David Selzer is a writer of poetry, prose fiction, screenplays and stage plays. He embraces digital platforms to share his work of more than fifty years… READ MORE


  • GLIMPSING GODS

    That evening in the Poseidon Lounge of our

    5 star clifftop hotel, spa & resort –

    with the tideless Mediterranean

    lapping soundlessly, timelessly out of sight –

    there was something about the in-house

    entertainment team’s announcing

    the week’s festivities, some gaucheness perhaps,

    an enforced glee, which reminded me

    of school camp on the Lleyn Peninsula

    the August I was nine, and we ate

    Wagon Wheels round the fire, and told jokes

    about Hitler, the war being recent.

     

    The first day I woke anxious at dawn, and peed

    in my sleeping bag.
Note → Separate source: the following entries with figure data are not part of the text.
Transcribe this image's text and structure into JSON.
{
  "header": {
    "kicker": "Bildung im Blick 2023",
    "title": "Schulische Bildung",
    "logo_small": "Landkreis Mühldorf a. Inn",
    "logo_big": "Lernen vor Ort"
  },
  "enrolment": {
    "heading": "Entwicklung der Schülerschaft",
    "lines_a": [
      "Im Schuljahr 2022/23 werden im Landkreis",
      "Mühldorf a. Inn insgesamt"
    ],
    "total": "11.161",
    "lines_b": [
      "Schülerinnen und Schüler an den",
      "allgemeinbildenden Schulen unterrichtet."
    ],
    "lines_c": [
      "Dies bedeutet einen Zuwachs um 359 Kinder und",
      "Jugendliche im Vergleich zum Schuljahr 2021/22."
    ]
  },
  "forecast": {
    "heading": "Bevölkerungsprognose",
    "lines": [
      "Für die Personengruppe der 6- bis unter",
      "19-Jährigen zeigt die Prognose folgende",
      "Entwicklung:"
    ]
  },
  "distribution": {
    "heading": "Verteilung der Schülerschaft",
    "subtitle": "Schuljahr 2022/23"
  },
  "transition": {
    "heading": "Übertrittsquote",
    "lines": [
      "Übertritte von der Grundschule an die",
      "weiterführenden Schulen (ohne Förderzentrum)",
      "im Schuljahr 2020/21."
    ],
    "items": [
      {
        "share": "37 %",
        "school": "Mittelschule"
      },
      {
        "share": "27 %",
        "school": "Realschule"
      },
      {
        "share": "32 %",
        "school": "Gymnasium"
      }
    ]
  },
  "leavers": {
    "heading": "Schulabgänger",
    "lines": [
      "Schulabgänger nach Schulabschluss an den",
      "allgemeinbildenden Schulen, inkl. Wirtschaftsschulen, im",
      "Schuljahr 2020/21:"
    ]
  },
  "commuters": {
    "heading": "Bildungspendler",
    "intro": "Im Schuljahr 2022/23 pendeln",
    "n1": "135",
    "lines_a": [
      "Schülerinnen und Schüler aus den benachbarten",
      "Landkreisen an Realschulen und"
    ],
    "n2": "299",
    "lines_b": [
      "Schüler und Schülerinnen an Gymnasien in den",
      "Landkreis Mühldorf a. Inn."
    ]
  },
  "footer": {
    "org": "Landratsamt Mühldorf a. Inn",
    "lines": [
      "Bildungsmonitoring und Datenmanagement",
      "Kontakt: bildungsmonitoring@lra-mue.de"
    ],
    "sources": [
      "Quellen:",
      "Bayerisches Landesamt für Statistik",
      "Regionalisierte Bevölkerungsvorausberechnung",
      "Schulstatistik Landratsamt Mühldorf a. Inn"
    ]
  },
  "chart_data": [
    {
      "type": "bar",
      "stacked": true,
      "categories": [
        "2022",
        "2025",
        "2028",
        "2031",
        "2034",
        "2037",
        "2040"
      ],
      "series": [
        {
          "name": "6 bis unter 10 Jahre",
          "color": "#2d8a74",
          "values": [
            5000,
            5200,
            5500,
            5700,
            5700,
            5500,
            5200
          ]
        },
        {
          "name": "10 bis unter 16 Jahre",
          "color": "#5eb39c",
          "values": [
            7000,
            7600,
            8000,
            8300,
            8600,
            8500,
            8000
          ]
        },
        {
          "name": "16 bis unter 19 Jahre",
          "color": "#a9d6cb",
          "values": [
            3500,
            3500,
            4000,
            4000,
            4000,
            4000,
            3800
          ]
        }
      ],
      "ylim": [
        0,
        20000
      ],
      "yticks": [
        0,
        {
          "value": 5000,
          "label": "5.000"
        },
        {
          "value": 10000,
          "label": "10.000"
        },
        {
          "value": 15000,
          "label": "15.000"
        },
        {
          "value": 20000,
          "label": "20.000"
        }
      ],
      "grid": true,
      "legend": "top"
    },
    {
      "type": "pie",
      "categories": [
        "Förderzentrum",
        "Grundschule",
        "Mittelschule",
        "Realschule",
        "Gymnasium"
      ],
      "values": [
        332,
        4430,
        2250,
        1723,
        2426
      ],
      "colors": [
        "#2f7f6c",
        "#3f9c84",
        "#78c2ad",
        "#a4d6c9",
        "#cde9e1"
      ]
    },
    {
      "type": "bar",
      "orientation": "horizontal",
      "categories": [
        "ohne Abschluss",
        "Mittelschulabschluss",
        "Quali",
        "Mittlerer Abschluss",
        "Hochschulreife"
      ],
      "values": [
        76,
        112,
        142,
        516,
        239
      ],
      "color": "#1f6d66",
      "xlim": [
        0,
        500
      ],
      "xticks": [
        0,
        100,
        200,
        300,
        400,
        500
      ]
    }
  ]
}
I told no one, and slept

    in damp bedding for however many days

    and nights we were there in the ex-army

    ridge tent, vast, dark, noisome. Even in sun I

    shivered and drifted as my fever rose –

    and nobody knew. On Porth Neigwl beach,

    or Hell’s Mouth, where Atlantic rollers roar

    I dreamt –  beyond my insouciant fellows’

    paleness in the shimmering and pulsing waves –

    I saw a glistening, slate grey dolphin

    rise and fall, effortlessly, endlessly.